Теория демографического перехода не смогла объяснить и тенденции смертности в восточной части Европы. В эту теорию явно не вписывались различия динамики продолжительности жизни в двух частях мира «реального социализма» – европейской, где она стабилизировалась или сокращалась, и неевропейской (Вьетнам, Китай, Куба), где она росла.

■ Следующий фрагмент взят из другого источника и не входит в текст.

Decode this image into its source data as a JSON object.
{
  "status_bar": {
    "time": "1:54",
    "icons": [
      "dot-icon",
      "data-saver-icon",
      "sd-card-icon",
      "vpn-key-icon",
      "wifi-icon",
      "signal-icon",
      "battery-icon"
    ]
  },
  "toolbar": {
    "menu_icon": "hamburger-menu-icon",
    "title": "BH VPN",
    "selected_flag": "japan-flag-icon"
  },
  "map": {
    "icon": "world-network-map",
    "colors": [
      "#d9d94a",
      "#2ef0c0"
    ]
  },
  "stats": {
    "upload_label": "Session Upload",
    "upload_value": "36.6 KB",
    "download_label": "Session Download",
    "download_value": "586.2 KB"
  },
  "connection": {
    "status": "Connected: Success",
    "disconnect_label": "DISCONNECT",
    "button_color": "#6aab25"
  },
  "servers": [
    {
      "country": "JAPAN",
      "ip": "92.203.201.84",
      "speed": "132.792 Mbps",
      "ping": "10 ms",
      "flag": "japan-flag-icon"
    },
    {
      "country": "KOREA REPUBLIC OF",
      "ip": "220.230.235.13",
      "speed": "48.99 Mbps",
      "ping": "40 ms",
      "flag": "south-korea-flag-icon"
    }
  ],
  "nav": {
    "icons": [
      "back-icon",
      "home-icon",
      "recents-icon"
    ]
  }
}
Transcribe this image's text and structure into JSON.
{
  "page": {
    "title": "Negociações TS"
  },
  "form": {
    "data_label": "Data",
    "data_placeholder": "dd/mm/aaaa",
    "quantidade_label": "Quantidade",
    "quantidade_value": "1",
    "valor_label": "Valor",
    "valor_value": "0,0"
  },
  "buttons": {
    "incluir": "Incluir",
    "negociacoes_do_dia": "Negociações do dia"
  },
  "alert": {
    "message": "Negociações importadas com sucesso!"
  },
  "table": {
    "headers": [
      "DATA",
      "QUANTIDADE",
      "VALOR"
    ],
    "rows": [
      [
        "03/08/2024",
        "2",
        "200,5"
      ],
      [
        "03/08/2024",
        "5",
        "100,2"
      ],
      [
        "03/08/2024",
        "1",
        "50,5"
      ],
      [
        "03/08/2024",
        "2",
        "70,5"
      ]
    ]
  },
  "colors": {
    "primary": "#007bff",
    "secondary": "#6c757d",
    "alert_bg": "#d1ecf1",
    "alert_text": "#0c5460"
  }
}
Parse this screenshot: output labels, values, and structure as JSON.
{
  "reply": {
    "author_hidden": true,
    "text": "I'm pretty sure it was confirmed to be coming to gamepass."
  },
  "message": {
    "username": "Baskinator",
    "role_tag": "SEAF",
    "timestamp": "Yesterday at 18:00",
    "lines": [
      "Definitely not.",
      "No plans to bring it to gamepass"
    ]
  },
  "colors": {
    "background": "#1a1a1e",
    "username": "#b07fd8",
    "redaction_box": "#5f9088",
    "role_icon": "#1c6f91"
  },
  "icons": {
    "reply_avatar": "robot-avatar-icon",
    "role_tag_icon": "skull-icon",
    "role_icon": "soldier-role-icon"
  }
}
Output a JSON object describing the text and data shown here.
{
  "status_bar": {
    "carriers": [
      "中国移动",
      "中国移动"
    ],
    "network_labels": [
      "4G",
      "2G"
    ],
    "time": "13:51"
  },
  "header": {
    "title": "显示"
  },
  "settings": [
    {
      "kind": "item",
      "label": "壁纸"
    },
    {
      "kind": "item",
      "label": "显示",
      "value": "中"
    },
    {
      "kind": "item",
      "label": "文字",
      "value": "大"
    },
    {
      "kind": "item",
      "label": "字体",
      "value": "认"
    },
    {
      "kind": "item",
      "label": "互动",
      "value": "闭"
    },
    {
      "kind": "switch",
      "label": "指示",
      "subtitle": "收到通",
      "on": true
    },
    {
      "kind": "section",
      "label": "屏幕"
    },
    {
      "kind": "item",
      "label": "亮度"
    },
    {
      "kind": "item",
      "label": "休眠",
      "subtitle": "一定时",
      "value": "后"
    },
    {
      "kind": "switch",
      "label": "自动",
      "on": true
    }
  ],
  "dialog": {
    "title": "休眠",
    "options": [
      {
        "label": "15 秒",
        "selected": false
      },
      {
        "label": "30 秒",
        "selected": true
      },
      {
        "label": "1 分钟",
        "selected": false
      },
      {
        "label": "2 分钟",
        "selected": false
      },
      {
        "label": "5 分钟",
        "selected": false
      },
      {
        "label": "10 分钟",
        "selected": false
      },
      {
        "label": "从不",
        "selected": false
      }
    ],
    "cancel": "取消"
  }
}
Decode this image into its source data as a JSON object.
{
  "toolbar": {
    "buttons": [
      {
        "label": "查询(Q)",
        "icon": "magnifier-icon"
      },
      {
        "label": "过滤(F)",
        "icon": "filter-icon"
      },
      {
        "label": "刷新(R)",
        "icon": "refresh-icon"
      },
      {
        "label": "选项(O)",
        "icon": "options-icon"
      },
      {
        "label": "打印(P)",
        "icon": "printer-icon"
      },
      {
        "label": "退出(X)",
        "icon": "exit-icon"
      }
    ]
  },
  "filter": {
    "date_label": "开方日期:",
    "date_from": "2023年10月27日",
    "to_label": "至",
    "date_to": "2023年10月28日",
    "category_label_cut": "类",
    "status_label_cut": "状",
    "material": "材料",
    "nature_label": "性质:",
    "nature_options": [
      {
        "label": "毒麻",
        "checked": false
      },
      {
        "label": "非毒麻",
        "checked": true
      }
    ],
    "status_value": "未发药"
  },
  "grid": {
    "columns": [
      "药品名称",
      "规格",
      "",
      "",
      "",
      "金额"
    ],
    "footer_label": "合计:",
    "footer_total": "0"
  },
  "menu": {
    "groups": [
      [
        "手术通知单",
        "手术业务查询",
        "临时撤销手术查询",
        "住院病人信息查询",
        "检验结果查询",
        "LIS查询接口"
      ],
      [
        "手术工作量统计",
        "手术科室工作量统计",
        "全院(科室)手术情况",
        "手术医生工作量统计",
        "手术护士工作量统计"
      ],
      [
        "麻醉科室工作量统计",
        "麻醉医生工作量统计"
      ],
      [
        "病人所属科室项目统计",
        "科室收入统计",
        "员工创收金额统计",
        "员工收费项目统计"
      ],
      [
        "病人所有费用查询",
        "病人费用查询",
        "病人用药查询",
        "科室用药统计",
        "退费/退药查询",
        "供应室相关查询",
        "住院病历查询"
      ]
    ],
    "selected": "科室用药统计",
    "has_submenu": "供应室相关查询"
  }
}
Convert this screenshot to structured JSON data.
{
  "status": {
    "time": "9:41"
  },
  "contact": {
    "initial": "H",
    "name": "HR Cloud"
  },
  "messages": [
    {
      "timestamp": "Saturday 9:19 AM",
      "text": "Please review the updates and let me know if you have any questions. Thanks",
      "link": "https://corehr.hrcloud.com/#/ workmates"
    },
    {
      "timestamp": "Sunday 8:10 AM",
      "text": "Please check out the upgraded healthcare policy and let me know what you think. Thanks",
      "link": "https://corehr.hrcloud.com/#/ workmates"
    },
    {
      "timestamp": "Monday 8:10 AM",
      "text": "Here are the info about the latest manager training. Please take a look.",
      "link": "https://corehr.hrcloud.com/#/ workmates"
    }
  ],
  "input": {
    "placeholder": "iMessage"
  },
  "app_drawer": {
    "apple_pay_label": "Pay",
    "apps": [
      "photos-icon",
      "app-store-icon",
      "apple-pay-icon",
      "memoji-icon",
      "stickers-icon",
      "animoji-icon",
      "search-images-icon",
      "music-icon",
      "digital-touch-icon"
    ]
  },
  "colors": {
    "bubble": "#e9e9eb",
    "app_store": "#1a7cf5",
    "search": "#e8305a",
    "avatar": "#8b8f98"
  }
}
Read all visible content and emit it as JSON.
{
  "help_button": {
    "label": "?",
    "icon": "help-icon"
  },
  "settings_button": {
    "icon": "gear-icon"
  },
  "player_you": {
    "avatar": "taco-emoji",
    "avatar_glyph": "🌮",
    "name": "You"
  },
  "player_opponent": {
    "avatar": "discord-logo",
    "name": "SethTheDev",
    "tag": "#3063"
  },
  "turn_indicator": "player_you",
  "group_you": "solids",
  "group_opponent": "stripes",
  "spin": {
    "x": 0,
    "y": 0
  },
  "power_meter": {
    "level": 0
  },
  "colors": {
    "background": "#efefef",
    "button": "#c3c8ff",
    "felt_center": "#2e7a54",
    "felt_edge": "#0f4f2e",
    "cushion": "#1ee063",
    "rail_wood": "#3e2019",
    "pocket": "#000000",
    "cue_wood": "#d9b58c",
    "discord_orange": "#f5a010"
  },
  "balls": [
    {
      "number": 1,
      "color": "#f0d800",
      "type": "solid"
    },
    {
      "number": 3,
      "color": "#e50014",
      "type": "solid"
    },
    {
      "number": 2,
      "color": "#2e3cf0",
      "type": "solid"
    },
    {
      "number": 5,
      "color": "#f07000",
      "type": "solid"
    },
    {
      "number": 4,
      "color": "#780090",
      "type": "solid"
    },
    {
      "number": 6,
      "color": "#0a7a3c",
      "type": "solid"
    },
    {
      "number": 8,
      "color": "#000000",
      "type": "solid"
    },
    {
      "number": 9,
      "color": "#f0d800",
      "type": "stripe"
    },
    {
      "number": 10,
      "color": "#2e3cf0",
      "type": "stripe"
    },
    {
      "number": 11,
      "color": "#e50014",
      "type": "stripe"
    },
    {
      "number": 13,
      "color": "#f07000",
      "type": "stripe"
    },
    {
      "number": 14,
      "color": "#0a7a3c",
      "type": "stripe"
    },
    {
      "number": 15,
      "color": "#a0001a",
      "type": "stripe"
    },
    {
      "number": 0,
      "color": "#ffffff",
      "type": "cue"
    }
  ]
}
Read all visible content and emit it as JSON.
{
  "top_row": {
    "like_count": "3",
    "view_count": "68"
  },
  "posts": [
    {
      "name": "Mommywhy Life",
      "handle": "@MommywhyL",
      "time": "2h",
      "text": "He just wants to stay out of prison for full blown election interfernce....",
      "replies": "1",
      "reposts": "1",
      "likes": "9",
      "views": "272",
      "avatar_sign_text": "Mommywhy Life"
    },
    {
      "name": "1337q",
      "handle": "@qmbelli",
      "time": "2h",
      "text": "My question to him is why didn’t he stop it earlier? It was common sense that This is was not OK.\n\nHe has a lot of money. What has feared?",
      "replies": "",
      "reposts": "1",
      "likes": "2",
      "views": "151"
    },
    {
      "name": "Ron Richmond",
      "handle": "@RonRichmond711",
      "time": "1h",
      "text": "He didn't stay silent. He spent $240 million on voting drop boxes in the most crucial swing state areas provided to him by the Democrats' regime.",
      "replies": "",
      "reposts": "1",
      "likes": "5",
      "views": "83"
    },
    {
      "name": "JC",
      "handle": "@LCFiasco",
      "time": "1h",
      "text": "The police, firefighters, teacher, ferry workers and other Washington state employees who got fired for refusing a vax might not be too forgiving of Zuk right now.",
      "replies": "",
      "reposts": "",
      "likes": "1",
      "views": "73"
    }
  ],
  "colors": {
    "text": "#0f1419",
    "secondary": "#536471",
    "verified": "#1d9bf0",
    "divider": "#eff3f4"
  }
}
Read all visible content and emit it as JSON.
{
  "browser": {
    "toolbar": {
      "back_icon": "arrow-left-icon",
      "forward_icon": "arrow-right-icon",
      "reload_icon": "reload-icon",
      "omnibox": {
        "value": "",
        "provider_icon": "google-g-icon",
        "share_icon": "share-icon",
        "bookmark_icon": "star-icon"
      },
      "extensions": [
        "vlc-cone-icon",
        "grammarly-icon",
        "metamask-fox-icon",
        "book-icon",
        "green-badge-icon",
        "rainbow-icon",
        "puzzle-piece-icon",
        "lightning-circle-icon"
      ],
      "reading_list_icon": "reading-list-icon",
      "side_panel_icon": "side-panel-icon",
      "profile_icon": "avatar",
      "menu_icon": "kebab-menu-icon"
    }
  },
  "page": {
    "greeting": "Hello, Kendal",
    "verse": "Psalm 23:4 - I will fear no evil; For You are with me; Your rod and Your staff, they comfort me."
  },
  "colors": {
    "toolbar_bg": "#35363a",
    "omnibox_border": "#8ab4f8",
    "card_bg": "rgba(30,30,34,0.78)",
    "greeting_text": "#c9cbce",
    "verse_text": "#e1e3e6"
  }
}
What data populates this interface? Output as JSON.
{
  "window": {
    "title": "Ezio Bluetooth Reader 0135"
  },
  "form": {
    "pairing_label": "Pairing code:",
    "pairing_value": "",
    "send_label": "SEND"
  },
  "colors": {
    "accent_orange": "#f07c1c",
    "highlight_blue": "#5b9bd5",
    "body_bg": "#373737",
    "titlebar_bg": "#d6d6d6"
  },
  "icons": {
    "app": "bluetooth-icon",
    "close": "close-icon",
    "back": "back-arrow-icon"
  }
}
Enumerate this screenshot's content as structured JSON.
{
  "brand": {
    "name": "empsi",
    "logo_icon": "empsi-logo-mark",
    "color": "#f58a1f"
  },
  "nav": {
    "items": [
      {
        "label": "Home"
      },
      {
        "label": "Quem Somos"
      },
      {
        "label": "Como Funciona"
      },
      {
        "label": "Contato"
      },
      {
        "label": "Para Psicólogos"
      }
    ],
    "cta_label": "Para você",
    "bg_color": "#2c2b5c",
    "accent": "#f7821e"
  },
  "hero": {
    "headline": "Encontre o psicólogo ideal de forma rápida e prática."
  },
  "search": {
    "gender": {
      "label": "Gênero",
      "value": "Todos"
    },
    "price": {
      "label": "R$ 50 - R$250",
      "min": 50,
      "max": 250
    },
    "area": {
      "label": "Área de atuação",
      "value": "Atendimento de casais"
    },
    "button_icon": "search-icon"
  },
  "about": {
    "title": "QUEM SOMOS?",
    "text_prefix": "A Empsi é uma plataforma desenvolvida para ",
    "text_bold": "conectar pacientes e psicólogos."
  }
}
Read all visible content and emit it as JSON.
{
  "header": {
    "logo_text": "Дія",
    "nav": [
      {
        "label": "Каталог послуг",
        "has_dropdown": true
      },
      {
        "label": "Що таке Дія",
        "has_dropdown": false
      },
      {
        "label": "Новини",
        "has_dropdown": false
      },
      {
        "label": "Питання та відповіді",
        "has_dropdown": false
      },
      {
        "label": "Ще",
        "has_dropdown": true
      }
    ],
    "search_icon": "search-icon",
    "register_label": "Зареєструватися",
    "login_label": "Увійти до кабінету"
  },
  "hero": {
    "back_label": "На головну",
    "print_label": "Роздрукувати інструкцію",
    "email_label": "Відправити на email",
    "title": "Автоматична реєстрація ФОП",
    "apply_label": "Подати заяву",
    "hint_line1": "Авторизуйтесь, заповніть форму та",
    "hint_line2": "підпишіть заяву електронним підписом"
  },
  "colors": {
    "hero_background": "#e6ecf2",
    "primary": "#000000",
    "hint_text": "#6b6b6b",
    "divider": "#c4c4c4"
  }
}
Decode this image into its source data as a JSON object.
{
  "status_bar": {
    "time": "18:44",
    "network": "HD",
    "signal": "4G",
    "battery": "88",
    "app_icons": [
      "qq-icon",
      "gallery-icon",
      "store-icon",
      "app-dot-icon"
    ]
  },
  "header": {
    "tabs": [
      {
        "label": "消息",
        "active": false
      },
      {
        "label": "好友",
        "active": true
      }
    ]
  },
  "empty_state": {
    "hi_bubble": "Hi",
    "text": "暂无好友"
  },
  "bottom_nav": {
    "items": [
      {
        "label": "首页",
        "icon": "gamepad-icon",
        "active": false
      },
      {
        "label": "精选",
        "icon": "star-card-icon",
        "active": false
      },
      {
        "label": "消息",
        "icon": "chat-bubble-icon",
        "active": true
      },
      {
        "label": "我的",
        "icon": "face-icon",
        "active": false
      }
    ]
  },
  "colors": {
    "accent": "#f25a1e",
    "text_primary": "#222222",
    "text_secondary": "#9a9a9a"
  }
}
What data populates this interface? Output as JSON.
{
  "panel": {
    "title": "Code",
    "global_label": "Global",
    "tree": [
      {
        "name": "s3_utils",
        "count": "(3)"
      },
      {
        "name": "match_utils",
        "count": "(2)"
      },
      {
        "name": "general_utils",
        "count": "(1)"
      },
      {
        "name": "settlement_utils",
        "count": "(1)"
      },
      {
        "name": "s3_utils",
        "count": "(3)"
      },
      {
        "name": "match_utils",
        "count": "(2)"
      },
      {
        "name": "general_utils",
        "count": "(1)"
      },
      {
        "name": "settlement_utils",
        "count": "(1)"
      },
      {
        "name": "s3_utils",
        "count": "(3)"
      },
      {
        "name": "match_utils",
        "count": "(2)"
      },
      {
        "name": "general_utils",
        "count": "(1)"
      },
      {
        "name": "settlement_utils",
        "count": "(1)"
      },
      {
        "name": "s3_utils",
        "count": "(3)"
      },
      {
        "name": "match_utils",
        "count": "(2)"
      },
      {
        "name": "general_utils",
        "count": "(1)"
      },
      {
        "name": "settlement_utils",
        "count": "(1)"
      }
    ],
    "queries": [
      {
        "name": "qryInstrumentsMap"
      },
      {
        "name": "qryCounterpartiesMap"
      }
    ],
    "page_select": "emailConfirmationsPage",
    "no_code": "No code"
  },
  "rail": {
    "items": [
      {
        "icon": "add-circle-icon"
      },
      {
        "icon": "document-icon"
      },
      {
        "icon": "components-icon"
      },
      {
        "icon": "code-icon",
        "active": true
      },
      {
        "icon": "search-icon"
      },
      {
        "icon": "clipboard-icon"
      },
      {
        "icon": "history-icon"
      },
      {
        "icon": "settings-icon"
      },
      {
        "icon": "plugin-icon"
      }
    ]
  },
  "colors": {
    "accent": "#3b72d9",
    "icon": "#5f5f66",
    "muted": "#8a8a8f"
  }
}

После распада СССР и начала рыночных реформ на основе теории демографического перехода оказалось невозможным объяснить, почему продолжительность жизни снижалась в России и росла во многих развивающихся странах, явно менее модернизированных, если судить по таким критериям, как величина среднедушевого ВВП, уровни образования населения, индустриализации, секуляризации и эмансипации женщин, чем Россия.
Ни теория демографического перехода, ни теория второго демографического перехода не дают ответа на вопрос о причинах, по которым в 1980-е годы траектории рождаемости в странах Северной и Западной Европы, Южной Европы и США резко разошлись. Масштаб данного явления далеко не так мал, как его часто хотят представить. В начале XXI в. уровень рождаемости в США практически обеспечивал простое замещение поколений, тогда как в Северной и Западной Европе обеспечивал его лишь на 75–80 %, а в Италии и Испании – только на 55–60 %. Перспективы сохранения неизменной численности населения и его сокращения вдвое – это, согласимся, принципиально различные варианты демографического будущего. Ни одна из теорий перехода не может объяснить и причин, по которым рождаемость во Франции на протяжении всего периода после окончания Второй мировой войны устойчиво превышает рождаемость в Германии.
Теория демографического перехода заимствовала из социальной антропологии прошлого
Вряд ли можно согласиться и с утверждением А. Г. Вишневского о том, что динамика рождаемости в Италии и Испании в последние десятилетия не противоречит теории демографического перехода. По мнению Вишневского, сверхнизкая рождаемость в этих странах объясняется тем, что это «страны второго, в лучшем случае, «полуторного» эшелона модернизации.[374]
Однако «по теории» рождаемость в странах «запаздывающей модернизации» должна быть выше (как, например, это имеет место в сегодняшней Ирландии), а не ниже, чем в странах «первого эшелона».Когда с началом рыночных реформ во всех европейских странах с переходной экономикой резко снизилась рождаемость, классическая теория демографического перехода снова оказалась «выше» объяснения подобных «мелочей». Более продуктивной – прежде всего применительно к странам Центральной и Восточной Европы – стала теория второго демографического перехода. При этом, как и положено «региональной» теории, ее объяснительная сила ослабевала по мере культурно-географического удаления от региона, для объяснения событий в котором она была первоначально предназначена, – Северной и Западной Европы.
В «третьем» мире теория демографического перехода оказалась более эффективным инструментом описания, объяснения и прогнозирования событий. Но и здесь она часто оказывалась бессильной. На ее основе не удалось, в частности, предвидеть и объяснить снижение продолжительности жизни в Африке южнее Сахары в результате эпидемии СПИДа. По прогнозам международных организаций, опубликованным в 1995 г., ожидаемая на 2025 г. численность населения стран Южной Африки оценивалась величиной 83 млн человек. В 2003 г. эта оценка была снижена вдвое – до 41 млн человек, а в 2005 г. повышена до 54 млн человек.[375]
Что касается величины ошибки в определении продолжительности жизни, то она из-за эпидемии СПИДа в ряде стран и вовсе вышла за все допустимые пределы, превысив 10, а иногда и 15 лет. Причина ошибки элементарно проста: вместо того чтобы, как положено «по теории», двигаться вверх, траектория продолжительности жизни резко устремилась вниз.